Risk-Adjusted Performance

2 of 100

 
Weak
 
Strong
Weak
Compared to the overall equity markets, risk-adjusted returns on investments in Marcus are ranked lower than 2 (%) of all global equities and portfolios over the last 90 days. In spite of comparatively stable fundamental indicators, Marcus is not utilizing all of its potentials. The newest stock price uproar, may contribute to short-horizon losses for the private investors.
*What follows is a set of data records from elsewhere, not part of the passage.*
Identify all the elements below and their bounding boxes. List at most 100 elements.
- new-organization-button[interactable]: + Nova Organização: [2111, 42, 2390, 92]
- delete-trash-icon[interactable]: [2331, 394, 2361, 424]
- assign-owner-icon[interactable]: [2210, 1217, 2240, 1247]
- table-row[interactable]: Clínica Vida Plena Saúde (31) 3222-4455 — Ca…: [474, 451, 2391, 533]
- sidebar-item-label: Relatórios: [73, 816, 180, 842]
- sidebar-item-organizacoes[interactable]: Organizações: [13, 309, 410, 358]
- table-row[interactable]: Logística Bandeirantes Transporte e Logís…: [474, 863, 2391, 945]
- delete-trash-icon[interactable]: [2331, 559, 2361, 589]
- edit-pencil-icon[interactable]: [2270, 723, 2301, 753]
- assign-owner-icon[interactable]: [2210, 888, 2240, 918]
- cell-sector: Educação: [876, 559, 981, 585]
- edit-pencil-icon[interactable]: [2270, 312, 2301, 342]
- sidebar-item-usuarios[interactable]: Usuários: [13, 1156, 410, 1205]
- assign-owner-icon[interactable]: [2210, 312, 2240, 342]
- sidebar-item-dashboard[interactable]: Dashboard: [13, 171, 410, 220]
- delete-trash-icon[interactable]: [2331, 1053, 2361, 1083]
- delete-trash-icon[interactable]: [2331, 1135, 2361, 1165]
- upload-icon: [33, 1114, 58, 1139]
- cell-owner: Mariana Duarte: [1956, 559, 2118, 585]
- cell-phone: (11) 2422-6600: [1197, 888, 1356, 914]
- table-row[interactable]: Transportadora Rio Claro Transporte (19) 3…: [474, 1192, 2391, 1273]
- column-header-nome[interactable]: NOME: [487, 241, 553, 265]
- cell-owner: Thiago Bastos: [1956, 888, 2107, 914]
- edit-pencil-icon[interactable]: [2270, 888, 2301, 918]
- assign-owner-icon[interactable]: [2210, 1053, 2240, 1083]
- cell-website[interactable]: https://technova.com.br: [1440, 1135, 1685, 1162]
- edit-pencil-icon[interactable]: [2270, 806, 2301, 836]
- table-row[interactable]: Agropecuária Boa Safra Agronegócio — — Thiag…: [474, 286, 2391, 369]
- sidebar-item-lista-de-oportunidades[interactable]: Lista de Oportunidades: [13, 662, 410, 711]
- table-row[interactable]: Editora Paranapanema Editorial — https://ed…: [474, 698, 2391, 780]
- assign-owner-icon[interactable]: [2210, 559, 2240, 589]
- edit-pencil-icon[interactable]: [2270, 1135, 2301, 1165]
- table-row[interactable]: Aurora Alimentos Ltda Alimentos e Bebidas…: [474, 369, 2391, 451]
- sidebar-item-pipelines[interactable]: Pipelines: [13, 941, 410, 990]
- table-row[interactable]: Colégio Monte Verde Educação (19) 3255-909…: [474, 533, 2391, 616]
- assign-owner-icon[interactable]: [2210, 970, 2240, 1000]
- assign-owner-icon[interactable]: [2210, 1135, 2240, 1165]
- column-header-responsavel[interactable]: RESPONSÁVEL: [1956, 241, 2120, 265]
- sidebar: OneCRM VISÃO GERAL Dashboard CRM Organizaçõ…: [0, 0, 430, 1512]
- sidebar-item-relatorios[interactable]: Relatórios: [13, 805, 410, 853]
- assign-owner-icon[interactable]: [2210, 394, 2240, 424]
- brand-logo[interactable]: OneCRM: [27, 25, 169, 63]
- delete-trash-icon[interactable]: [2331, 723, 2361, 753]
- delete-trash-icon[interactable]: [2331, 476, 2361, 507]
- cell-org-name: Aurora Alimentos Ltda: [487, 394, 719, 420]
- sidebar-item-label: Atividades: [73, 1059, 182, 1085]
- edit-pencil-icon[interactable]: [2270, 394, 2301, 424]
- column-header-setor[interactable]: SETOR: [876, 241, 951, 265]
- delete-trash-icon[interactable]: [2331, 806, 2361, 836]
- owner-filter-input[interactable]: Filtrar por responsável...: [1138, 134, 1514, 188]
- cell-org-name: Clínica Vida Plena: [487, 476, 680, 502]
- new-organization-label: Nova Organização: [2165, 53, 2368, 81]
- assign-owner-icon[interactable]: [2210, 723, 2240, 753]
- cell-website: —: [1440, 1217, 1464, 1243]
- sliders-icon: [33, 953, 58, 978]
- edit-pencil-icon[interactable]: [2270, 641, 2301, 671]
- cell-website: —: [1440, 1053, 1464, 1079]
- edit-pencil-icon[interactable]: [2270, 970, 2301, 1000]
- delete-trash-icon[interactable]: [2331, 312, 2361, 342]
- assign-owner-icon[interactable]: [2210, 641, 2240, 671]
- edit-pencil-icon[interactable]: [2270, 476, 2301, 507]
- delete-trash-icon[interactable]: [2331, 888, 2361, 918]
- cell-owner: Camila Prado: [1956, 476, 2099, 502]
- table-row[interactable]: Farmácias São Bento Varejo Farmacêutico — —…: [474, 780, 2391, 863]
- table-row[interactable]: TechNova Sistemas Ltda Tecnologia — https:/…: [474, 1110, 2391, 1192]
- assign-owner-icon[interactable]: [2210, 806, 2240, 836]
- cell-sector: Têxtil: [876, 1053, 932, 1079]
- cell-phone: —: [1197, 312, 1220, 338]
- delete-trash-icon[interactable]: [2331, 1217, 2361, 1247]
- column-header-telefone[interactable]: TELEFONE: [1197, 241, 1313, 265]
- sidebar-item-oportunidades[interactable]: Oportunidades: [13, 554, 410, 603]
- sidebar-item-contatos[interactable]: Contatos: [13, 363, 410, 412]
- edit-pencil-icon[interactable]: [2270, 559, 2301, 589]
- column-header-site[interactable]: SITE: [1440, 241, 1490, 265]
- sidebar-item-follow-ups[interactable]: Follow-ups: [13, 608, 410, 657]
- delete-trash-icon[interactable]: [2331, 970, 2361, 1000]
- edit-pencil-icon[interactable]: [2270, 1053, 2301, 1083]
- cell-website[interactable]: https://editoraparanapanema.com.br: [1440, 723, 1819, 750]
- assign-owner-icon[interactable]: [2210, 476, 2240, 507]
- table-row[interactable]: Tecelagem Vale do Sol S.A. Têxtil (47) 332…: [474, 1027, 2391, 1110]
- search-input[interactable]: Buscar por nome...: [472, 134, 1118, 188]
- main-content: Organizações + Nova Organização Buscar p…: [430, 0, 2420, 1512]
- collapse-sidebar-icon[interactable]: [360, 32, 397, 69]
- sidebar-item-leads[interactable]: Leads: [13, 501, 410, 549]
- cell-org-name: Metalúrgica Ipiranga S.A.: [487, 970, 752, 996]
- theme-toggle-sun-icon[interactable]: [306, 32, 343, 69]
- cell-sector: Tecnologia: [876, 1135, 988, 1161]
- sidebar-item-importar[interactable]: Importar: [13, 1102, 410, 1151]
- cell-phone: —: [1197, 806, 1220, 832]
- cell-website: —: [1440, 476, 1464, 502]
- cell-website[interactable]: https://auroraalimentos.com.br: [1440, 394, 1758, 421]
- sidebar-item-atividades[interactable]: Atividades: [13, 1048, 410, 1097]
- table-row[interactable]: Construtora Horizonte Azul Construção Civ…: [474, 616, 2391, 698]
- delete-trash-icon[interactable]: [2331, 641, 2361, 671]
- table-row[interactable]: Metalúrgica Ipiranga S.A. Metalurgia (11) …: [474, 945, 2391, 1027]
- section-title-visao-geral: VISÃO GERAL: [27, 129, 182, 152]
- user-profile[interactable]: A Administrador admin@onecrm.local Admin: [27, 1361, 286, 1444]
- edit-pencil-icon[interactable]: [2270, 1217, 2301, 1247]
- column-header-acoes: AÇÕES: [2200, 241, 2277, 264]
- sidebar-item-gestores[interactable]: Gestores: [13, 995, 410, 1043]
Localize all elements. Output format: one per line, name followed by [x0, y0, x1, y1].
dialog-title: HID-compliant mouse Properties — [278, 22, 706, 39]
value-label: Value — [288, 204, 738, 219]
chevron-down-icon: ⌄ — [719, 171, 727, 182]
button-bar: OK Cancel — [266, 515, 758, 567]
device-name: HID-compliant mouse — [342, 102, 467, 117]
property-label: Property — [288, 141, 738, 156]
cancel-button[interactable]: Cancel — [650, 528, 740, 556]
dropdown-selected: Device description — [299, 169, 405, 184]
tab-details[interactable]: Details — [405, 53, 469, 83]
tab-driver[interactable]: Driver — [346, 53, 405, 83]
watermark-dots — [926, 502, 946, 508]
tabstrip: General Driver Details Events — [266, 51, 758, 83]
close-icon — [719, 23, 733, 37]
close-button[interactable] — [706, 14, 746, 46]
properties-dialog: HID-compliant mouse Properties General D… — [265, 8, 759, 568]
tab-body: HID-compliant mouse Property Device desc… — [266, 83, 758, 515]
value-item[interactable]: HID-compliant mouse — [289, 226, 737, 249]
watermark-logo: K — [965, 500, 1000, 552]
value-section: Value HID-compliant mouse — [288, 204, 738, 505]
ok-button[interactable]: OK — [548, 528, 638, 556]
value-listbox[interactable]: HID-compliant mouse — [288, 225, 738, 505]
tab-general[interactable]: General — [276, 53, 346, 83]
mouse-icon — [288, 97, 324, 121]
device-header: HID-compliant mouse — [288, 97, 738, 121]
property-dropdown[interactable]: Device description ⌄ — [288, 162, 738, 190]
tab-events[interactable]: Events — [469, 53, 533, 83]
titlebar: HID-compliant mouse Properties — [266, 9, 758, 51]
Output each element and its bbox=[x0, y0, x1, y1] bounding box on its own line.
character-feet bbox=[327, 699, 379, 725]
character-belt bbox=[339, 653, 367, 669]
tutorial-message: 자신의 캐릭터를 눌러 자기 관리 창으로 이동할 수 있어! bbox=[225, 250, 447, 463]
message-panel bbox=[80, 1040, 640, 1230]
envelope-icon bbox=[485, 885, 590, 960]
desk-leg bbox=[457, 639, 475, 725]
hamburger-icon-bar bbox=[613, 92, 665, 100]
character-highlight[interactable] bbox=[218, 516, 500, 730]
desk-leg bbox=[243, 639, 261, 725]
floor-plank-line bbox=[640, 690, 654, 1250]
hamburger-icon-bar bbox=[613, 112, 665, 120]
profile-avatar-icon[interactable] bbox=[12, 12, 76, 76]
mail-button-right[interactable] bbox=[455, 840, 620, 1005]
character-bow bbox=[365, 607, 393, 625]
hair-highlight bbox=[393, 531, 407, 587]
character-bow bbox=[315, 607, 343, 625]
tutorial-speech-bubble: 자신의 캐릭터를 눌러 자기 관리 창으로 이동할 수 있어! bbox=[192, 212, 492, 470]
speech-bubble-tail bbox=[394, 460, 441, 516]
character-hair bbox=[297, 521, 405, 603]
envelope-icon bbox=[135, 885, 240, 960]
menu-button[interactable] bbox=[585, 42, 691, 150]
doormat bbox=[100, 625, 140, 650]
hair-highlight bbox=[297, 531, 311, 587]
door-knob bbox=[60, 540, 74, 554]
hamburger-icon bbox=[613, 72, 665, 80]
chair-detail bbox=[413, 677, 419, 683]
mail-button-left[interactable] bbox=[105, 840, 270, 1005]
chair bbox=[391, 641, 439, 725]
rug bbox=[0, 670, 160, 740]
Target Hospitality and Marcus Volatility Contrast

   Predicted Return Density   
       Returns  

Pair Trading with Target Hospitality and Marcus

The main advantage of trading using opposite Target Hospitality and Marcus positions is that it hedges away some unsystematic risk. Because of two separate transactions, even if Target Hospitality position performs unexpectedly, Marcus can make up some of the losses. Pair trading also minimizes risk from directional movements in the market. For example, if an entire industry or sector drops because of unexpected headlines, the short position in Marcus will offset losses from the drop in Marcus' long position.
The idea behind Target Hospitality Corp and Marcus pairs trading is to make the combined position market-neutral, meaning the overall market's direction will not affect its win or loss (or potential downside or upside). This can be achieved by designing a pairs trade with two highly correlated stocks or equities that operate in a similar space or sector, making it possible to obtain profits through simple and relatively low-risk investment.
Check out your portfolio center.
Note that this page's information should be used as a complementary analysis to find the right mix of equity instruments to add to your existing portfolios or create a brand new portfolio. You can also try the Fundamentals Comparison module to compare fundamentals across multiple equities to find investing opportunities.